I enjoy Ward Carroll's YouTube channel, and have a lot of respect for him. Unfortunately, Punk's War needed a few more passes before it got published.
The positive side is that this book was what I expected: having been a Tomcat backseater for fifteen years, "Mooch" describes carrier aviation as it really is. Flying and fighting a jet is a complex endeavor: highly trained professionals need to be completely focused, or they crash their jets or lose their targets. They have to fly with their brains, not the seat of their pants. Their aircraft don't do their jobs for them, they have to know their radars, missiles, and flight envelope perfectly to do their job. They deal with broken and malfunctioning parts, deal with rules of engagement, and keep an impossible number of factors in mind at once.
It is fascinating to read about all the complexities of daily operations, such as that every aircraft type has a representative to explain its particulars as-needed to the overall commander of air wing operations.
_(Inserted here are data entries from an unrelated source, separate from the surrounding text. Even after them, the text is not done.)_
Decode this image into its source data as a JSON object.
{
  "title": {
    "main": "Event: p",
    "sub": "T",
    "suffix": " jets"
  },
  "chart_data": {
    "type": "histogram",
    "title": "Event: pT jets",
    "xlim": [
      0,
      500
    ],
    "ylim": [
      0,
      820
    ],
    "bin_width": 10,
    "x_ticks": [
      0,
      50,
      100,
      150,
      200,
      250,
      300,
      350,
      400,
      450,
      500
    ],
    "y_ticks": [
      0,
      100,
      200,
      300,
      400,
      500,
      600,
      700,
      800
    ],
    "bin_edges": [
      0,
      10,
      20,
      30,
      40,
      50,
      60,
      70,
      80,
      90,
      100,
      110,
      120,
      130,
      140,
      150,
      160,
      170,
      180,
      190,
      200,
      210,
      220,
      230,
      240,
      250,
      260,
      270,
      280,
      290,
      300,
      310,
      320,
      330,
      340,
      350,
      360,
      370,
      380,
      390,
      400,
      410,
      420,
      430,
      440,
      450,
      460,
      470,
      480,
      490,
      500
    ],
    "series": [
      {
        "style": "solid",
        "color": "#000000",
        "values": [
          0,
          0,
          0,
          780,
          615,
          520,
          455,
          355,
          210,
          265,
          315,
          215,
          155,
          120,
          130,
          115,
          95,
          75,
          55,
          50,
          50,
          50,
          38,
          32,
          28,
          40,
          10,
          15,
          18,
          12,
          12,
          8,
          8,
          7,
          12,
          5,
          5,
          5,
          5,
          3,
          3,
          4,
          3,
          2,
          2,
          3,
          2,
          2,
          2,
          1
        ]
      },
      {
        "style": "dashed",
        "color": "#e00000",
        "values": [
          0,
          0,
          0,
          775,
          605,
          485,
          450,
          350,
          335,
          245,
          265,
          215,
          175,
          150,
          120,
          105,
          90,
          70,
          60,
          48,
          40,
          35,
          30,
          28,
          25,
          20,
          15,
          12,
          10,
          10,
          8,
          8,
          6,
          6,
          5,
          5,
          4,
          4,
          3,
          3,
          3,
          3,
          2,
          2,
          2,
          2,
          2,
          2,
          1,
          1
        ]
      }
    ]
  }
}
Even the radio operations procedures, like asking for "bogey dope" and reporting contacts back to the airborne controllers. It's this very real picture of air operations that makes Carroll's book stand out from typical fare that pays no attention to the real details.
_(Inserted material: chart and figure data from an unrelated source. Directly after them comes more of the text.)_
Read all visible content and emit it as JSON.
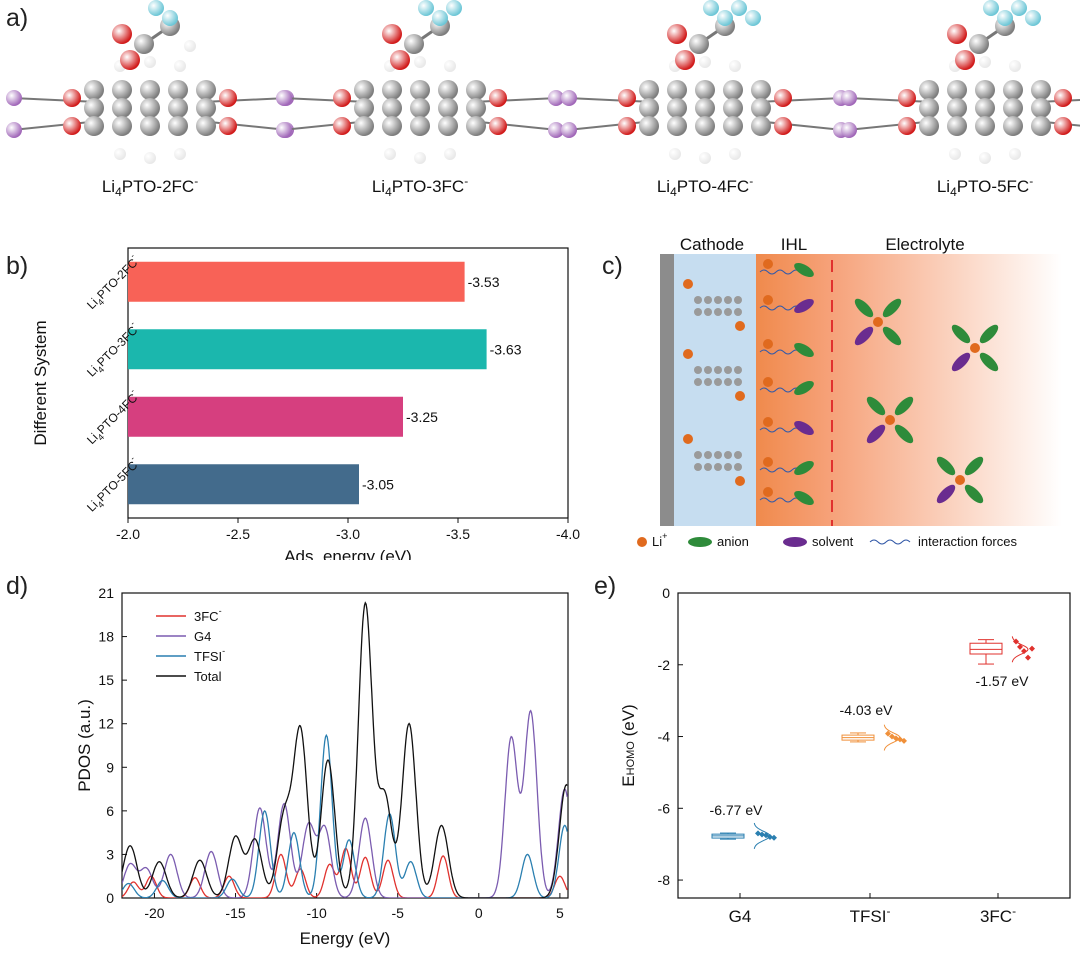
{
  "panels": {
    "a": "a)",
    "b": "b)",
    "c": "c)",
    "d": "d)",
    "e": "e)"
  },
  "molecules": [
    {
      "label_main": "Li",
      "label_sub": "4",
      "label_rest": "PTO-2FC",
      "label_sup": "-"
    },
    {
      "label_main": "Li",
      "label_sub": "4",
      "label_rest": "PTO-3FC",
      "label_sup": "-"
    },
    {
      "label_main": "Li",
      "label_sub": "4",
      "label_rest": "PTO-4FC",
      "label_sup": "-"
    },
    {
      "label_main": "Li",
      "label_sub": "4",
      "label_rest": "PTO-5FC",
      "label_sup": "-"
    }
  ],
  "colors": {
    "carbon": "#7d7d7d",
    "oxygen": "#d11a1a",
    "lithium": "#a066b8",
    "hydrogen": "#e8e8e8",
    "fluorine": "#6cc6d6"
  },
  "schematic": {
    "cathode": "Cathode",
    "ihl": "IHL",
    "electrolyte": "Electrolyte",
    "legend_li": "Li",
    "legend_li_sup": "+",
    "legend_anion": "anion",
    "legend_solvent": "solvent",
    "legend_forces": "interaction forces",
    "li_color": "#e06a1e",
    "anion_color": "#2e8b3a",
    "solvent_color": "#6a2c8f"
  },
  "chart_data": [
    {
      "id": "b",
      "type": "bar",
      "orientation": "horizontal",
      "title": "",
      "xlabel": "Ads. energy (eV)",
      "ylabel": "Different System",
      "xlim": [
        -2.0,
        -4.0
      ],
      "xticks": [
        "-2.0",
        "-2.5",
        "-3.0",
        "-3.5",
        "-4.0"
      ],
      "xtick_values": [
        -2.0,
        -2.5,
        -3.0,
        -3.5,
        -4.0
      ],
      "categories": [
        {
          "main": "Li",
          "sub": "4",
          "rest": "PTO-2FC",
          "sup": "-"
        },
        {
          "main": "Li",
          "sub": "4",
          "rest": "PTO-3FC",
          "sup": "-"
        },
        {
          "main": "Li",
          "sub": "4",
          "rest": "PTO-4FC",
          "sup": "-"
        },
        {
          "main": "Li",
          "sub": "4",
          "rest": "PTO-5FC",
          "sup": "-"
        }
      ],
      "values": [
        -3.53,
        -3.63,
        -3.25,
        -3.05
      ],
      "value_labels": [
        "-3.53",
        "-3.63",
        "-3.25",
        "-3.05"
      ],
      "bar_colors": [
        "#f86257",
        "#1bb7ad",
        "#d63f7f",
        "#436b8c"
      ]
    },
    {
      "id": "d",
      "type": "line",
      "xlabel": "Energy (eV)",
      "ylabel": "PDOS (a.u.)",
      "xlim": [
        -22,
        5.5
      ],
      "ylim": [
        0,
        21
      ],
      "xticks": [
        -20,
        -15,
        -10,
        -5,
        0,
        5
      ],
      "yticks": [
        0,
        3,
        6,
        9,
        12,
        15,
        18,
        21
      ],
      "legend_position": "top-left",
      "series": [
        {
          "name": "3FC",
          "name_sup": "-",
          "color": "#e0322e",
          "peaks": [
            [
              -21.3,
              1.1
            ],
            [
              -20.2,
              1.5
            ],
            [
              -17.5,
              1.4
            ],
            [
              -15.4,
              1.5
            ],
            [
              -12.2,
              3.0
            ],
            [
              -11.0,
              2.0
            ],
            [
              -9.2,
              2.3
            ],
            [
              -8.2,
              3.4
            ],
            [
              -7.0,
              2.8
            ],
            [
              -5.6,
              2.6
            ],
            [
              -2.2,
              2.9
            ],
            [
              5.0,
              1.5
            ]
          ],
          "width": 0.45
        },
        {
          "name": "G4",
          "name_sup": "",
          "color": "#7b5cb0",
          "peaks": [
            [
              -21.5,
              2.3
            ],
            [
              -20.5,
              2.0
            ],
            [
              -19.0,
              3.0
            ],
            [
              -16.5,
              3.2
            ],
            [
              -13.5,
              6.2
            ],
            [
              -12.0,
              6.5
            ],
            [
              -10.5,
              5.0
            ],
            [
              -9.5,
              4.8
            ],
            [
              -7.0,
              5.5
            ],
            [
              2.0,
              11.0
            ],
            [
              3.2,
              12.8
            ],
            [
              5.3,
              7.5
            ]
          ],
          "width": 0.55
        },
        {
          "name": "TFSI",
          "name_sup": "-",
          "color": "#2a7fb0",
          "peaks": [
            [
              -21.6,
              1.0
            ],
            [
              -19.5,
              1.2
            ],
            [
              -15.2,
              1.3
            ],
            [
              -13.2,
              6.0
            ],
            [
              -11.4,
              4.5
            ],
            [
              -9.4,
              11.2
            ],
            [
              -8.0,
              4.0
            ],
            [
              -5.5,
              5.8
            ],
            [
              -4.2,
              2.5
            ],
            [
              3.0,
              3.0
            ],
            [
              5.3,
              5.0
            ]
          ],
          "width": 0.5
        },
        {
          "name": "Total",
          "name_sup": "",
          "color": "#111111",
          "peaks": [
            [
              -21.5,
              3.6
            ],
            [
              -19.7,
              2.5
            ],
            [
              -17.2,
              2.6
            ],
            [
              -15.0,
              4.2
            ],
            [
              -13.8,
              4.0
            ],
            [
              -12.0,
              5.5
            ],
            [
              -11.0,
              11.5
            ],
            [
              -9.3,
              9.5
            ],
            [
              -7.0,
              20.2
            ],
            [
              -4.3,
              12.0
            ],
            [
              -5.8,
              7.0
            ],
            [
              -2.3,
              5.0
            ],
            [
              5.4,
              7.8
            ]
          ],
          "width": 0.6
        }
      ]
    },
    {
      "id": "e",
      "type": "box",
      "ylabel_main": "E",
      "ylabel_sub": "HOMO",
      "ylabel_rest": " (eV)",
      "ylim": [
        -8.5,
        0
      ],
      "yticks": [
        0,
        -2,
        -4,
        -6,
        -8
      ],
      "categories": [
        {
          "label": "G4",
          "sup": ""
        },
        {
          "label": "TFSI",
          "sup": "-"
        },
        {
          "label": "3FC",
          "sup": "-"
        }
      ],
      "boxes": [
        {
          "median": -6.77,
          "q1": -6.83,
          "q3": -6.72,
          "min": -6.86,
          "max": -6.69,
          "mean_label": "-6.77 eV",
          "color": "#2a7fb0",
          "points": [
            -6.7,
            -6.73,
            -6.75,
            -6.8,
            -6.82
          ]
        },
        {
          "median": -4.03,
          "q1": -4.1,
          "q3": -3.96,
          "min": -4.15,
          "max": -3.9,
          "mean_label": "-4.03 eV",
          "color": "#f0903a",
          "points": [
            -3.92,
            -4.0,
            -4.05,
            -4.08,
            -4.12
          ]
        },
        {
          "median": -1.57,
          "q1": -1.7,
          "q3": -1.4,
          "min": -1.98,
          "max": -1.3,
          "mean_label": "-1.57 eV",
          "color": "#e0322e",
          "points": [
            -1.35,
            -1.5,
            -1.62,
            -1.8,
            -1.55
          ]
        }
      ]
    }
  ]
}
Unfortunately, Carroll's book is also exactly what I expected: there are long passages that are totally pedestrian. There are about three "action" sequences in the book, the last of which is magnificent, and the rest is detailing the tedious and frustrating experience of daily life in the military. This is somewhat expected: veterans like to write novels where their heroes are bored out of their minds, to reflect the reality of service life. This might have been interesting the first time I saw it, but writing about how things are boring, is, itself, boring. The terminal ennui of servicemen worried about how their life takes its toll on their relationships, and the frustrations and drunken fights that amount to nothing, ultimately resolved through the shared experience of being in service together... if you've read it once, you've read it enough times.
Carroll needed to ruthlessly trim away the scenes of Punk being bored, lonely, frustrated, angry, jealous, and generally miserable, while sitting in bars, canteens, mess halls, and hotels. None of this sets Carroll apart from an endless number of other military novels, especially those written by veterans. It makes it sink into the mass. What makes it stand out is his genuine descriptions of air combat and air operations: he should have stuck to those more.
Finally, Carroll needs practice in the art of writing fiction. A lot of it. It's a learned skill, like any other, and Carroll is a beginner. Sentences various run on with no punctuation, or are wild jumbles of too many clauses. Too often I re-read a sentence, mentally sorting which clauses related to each other, because Carroll had blended together too many thoughts in one sentence. Scenes are often totally sterile, with no sense of action or life: a life-or-death dogfight can read the same as a pre-flight briefing. This is unfortunate, because, this is avoidable: all writers have to start somewhere. This just needed a dedicated editor to review it and explain what didn't work, and why, and allow Carroll to improve his craft iteratively.
I hope that Carroll finds someone to do this for him. Although it's been a long time since Punk's War came out, I would like to read what "Mooch" can create with just a bit more guidance.